Wzruszyłem ramionami.
- Chcesz znać prawdę? - odparłem z zadowoleniem. Katie przewróciła swoimi dużymi brązowymi oczami, odchodząc w stronę okna.
Wyjrzała przez nie na dobre 10 sekund.
- Miasto jest takie skorumpowane.
Zgodziłem się z nią, ale to mój ojciec praktycznie zbudował te miasto. Kiedyś mieszkały tu całe rodziny. Teraz jest podzielone na dwie części: bogatych i biednych. Jestem po prostu wdzięczny, że nie mieszkam w ubóstwie.
- Harry? - odwróciłem się i zobaczyłem matkę stojącą w drzwiach od pokoju Katie. - Twój ojciec chciałby z tobą porozmawiać - uśmiechnęła się, a ja przewróciłem oczami.
- Powiedz mu, że gdzieś poszedłem - jęknąłem. Miałem wszystko: od pieniędzy, przez sławę do luksusowych samochodów i obfitości. Nie miałem jednak dobrze funkcjonującej rodziny. Wszystko zaczęło się od moich rodziców. Moja matka jest przedmiotem dla mojego ojca, który nie jest w stanie kochać. Mama za to jest kochana, opiekuje się nami oraz chce dla mnie i dla Katie jak najlepiej.
- Harry - zaczęła naciskać mama. Podniosłem dłoń żeby ją uciszyć.
- Matko - mój głos był chrapliwy i groźny. Mama nie powiedziała nic więcej tylko opuściła pokój. Gdy się obróciłem, Katie patrzyła się na mnie oceniająco.

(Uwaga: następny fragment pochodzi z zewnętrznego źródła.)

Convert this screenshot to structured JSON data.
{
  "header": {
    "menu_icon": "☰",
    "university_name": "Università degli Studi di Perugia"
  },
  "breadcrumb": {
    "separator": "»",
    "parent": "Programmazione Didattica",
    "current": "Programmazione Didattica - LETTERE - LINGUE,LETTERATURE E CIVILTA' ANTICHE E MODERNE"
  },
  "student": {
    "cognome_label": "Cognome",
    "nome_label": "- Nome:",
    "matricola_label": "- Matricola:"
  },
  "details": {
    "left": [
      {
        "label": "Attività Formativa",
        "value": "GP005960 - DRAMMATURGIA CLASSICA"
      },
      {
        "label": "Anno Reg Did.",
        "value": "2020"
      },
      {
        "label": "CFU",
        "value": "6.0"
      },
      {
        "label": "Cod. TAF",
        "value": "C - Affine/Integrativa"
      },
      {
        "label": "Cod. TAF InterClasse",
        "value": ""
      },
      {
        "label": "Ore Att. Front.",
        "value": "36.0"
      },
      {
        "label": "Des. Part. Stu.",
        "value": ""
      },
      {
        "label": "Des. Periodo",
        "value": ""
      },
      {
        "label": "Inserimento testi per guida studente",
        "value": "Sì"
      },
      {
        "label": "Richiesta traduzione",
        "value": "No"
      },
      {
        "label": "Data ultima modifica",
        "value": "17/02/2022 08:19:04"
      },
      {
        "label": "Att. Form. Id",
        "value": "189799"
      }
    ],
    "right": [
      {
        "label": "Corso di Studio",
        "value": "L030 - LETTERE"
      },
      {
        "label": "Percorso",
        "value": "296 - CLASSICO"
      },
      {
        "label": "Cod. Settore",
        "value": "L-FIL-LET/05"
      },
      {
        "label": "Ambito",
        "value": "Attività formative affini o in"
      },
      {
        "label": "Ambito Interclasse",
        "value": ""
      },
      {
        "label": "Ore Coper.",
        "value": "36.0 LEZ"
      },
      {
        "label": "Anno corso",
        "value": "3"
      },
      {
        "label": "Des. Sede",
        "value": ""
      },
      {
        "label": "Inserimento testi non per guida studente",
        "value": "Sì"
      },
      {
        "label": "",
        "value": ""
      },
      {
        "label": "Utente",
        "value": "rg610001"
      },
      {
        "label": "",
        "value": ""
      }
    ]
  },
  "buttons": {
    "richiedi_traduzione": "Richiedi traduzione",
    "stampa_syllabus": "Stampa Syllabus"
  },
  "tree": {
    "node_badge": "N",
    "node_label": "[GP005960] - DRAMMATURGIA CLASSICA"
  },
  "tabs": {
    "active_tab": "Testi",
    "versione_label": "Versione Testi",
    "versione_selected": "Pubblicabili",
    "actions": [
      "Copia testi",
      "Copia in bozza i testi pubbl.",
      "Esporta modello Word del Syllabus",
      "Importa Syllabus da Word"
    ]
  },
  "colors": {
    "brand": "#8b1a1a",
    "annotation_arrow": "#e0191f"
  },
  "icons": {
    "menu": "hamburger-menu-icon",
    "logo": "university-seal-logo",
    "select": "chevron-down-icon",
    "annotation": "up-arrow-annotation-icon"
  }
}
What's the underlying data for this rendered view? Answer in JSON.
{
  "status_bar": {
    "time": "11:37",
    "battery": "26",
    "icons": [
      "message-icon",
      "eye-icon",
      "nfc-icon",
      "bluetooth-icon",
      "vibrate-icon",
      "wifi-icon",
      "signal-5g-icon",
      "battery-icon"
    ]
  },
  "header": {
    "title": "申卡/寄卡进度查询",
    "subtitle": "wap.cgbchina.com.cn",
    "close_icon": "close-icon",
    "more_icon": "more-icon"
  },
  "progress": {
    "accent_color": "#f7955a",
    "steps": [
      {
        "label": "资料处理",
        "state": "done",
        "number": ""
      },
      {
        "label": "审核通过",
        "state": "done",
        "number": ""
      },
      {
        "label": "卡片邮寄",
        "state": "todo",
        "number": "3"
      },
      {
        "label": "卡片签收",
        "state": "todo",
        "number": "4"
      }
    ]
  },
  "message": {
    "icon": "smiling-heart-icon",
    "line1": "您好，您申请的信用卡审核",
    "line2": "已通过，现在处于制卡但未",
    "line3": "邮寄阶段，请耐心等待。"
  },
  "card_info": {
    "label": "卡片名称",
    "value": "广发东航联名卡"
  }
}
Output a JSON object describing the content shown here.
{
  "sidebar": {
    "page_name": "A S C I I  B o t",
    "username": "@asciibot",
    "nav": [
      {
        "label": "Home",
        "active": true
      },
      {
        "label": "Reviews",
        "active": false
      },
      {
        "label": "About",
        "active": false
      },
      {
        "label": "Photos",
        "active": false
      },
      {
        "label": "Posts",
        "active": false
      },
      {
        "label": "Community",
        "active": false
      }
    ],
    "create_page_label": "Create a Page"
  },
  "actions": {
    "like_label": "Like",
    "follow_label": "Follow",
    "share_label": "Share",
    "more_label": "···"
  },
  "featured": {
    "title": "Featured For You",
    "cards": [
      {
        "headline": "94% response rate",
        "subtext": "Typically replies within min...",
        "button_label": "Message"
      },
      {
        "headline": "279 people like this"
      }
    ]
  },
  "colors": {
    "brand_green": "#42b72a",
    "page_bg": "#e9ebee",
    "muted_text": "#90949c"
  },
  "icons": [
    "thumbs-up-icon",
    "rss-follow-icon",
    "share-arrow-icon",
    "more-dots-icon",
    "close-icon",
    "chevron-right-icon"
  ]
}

- Nie musisz być takim kutasem* - zadrwiła, ruszając za mamą. Zostaw to Katie, a ona ustawi cię do pionu.
Przeszedłem wzdłuż długiego korytarza, którego ściany były pokryte rodzinnymi portretami i drogą tapetą. Na drewnianej podłodze leżał książęcy dywan, a lampy były nisko zawieszone. Mieszkałem w muzeum, nie w domu.
Gdy odszukałem biuro ojca, usłyszałem jego rozmowę telefoniczną.
- Niech mi pan wierzy, mój syn ożeni się z najlepszą kandydatką.
Po raz setny przewróciłem dziś swoimi zielonymi oczami. Wygląda na to, że wszystko kręci się teraz wokół mojego ślubu.
Zapukałem cicho w ogromne drzwi, a następnie popchnąłem je, pozwalając sobie wejść do środka. Spojrzał na mnie, nie przerywając rozmowy.
- Oczywiście, że przyjdziemy na ślub twojej córki. Mój syn na pewno przyprowadzi swoją nową żonę.
Wykrzywiłem usta na plany mojego ojca i jego sztuczny ton.
Nie miałem ochoty na uczestnictwo w ślubie osoby której nie znam. I nie zamierzałem mieć żony do tego czasu. Kilka sekund później ojciec zakończył rozmowę, poświęcając mi całą swoją uwagę.
CZYTASZ
Caged - tłumaczenie II h.s.
FanfictionKiedy biedna dama z Demisewood Creak skończy 18 lat, zostaje zabrana do skorumpowanego miejsca zwanego Trisumber. Trisumber to miejsce, gdzie kobiety żyją w celach. Przetrzymywane są dla zamożnych mężczyzn z miasta, którzy sami wybierają dla siebi...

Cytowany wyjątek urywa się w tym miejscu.